---
name: think-red-team-light
description: Produces an adversarial critique by constructing the strongest case against a proposal or thesis (the best objections an intelligent adversary would raise), then judging which objections actually land and what would rebut them. Use when a plan has too-easy consensus and needs pressure-testing, or to steelman the opposition before committing.
license: Apache-2.0
metadata:
  id: thinking-framework-skills.red-team-light
  family: assumption-and-belief-challenge
  evidence-tier: "P"
  version: 0.1.0
  standard: "0.8"
---
<!-- thinking-framework-skills | https://github.com/product-on-purpose/thinking-framework-skills | Apache-2.0 -->
# Red Team Light

Plans that reach easy consensus go untested. This skill suspends the cooperative stance and constructs the strongest case against a single proposal or thesis: the best objections a motivated, intelligent adversary would raise (steelman, not strawman), then judges which land and what would rebut them.
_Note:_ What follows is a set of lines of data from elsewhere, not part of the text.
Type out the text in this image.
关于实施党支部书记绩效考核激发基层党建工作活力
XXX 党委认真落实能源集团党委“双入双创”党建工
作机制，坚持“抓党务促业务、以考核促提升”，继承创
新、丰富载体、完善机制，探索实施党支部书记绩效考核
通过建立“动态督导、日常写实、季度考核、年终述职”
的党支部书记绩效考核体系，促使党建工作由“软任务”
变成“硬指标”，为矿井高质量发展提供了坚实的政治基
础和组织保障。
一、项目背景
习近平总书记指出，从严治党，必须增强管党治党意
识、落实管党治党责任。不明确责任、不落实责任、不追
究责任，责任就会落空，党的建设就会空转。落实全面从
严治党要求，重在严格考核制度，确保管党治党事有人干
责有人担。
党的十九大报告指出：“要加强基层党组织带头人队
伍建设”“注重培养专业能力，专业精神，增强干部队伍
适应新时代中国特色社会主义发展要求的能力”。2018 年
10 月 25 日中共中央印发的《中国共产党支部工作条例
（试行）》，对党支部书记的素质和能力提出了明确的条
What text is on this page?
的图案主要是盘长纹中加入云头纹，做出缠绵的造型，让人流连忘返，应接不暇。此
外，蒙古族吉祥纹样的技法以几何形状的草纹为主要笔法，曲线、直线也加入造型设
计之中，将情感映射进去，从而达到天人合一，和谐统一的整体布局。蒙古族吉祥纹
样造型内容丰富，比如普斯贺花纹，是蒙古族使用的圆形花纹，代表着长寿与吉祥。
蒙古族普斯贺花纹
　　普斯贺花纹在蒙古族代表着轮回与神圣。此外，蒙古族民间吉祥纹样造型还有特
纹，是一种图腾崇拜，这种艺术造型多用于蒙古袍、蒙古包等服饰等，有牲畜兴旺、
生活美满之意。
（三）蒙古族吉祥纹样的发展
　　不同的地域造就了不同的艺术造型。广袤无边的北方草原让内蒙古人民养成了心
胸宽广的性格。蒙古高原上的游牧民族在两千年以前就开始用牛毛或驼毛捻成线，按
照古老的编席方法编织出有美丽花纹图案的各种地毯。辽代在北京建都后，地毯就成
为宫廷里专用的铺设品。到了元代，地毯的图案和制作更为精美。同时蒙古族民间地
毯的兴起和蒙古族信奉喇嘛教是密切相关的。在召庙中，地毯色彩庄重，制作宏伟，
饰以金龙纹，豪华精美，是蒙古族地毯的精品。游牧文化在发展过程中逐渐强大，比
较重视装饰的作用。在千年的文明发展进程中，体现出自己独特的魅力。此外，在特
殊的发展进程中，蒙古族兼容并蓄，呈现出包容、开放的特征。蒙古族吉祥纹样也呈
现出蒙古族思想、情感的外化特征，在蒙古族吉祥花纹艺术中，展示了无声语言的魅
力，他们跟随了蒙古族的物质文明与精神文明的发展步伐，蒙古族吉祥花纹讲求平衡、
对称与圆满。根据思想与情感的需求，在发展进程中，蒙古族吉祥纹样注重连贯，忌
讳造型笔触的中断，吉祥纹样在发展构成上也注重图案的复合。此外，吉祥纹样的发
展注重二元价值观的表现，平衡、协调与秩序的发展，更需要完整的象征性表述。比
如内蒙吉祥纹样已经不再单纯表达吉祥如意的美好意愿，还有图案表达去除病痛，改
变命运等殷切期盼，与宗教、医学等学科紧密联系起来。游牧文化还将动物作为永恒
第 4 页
The output is an **adversarial critique**. Honest limit: an AI red team is constructed, role-played dissent, and role-played dissent does not match genuine dissent (Nemeth) - so for high stakes it flags whether a real dissenting view should be sought, not just the model's.

## When to Use

- A plan has too-easy consensus and nobody is really arguing the other side.
- Before committing to a strong thesis or recommendation.
- To pressure-test the agent's own confident output.

## When NOT to Use

- When the team needs alignment and buy-in more than another critique.
- When you need failure causes over time (use premortem) or a rounded multi-lens view (use parallel perspectives).
- If it would only produce performative contrarianism rather than the strongest objections.

## Instructions

When asked to red team, follow these steps:

1. **State the thesis fairly** in one or two sentences - the proposal being attacked, in its strongest honest form.
2. **Build the strongest objections.** Adopt a genuinely adversarial stance and construct the best case against it: where it is weakest, what an informed critic or competitor would attack, what evidence cuts against it. Steelman, do not strawman.
3. **Rank by force.** Order the objections by how much damage they do if true, not by how easy they are to raise.
4. **Test each.** For the top objections, state how the thesis would have to answer them, and whether it plausibly can.
5. **Verdict.** Say which objections are decisive (would sink or substantially change the plan) and which are survivable. For high stakes, note whether a real, independent dissenting view should be sought, given this is constructed dissent.
6. **Emit the critique** per `references/TEMPLATE.md`.

## Output Format

Use the template in `references/TEMPLATE.md`. The deliverable is the ranked objections with verdicts, not prose.

## Quality Checklist

Before finalizing, verify:

- [ ] Objections are steelmanned (strongest form), not strawmen.
- [ ] They are ranked by force, not by ease.
- [ ] Each top objection has how the thesis must answer it.
- [ ] The verdict names which objections are decisive.
- [ ] It notes whether genuine (not constructed) dissent should be sought for high stakes.
- [ ] The output is the adversarial critique artifact, not prose.

## Evidence

Tier **P** (flagged). Adversarial review (red teaming, from military/intelligence/security practice) surfaces objections cooperative review misses. But Nemeth et al. (2001) found role-played dissent does not replicate the reasoning gains of authentic dissent, and an AI red team is constructed dissent, so it is a blind-spot finder, not a substitute for a real dissenter. Evidence is transferred from human contexts, not AI-validated. Full grading: `evidence/dossier.md`.

## Examples

See `references/EXAMPLE.md` for a completed critique.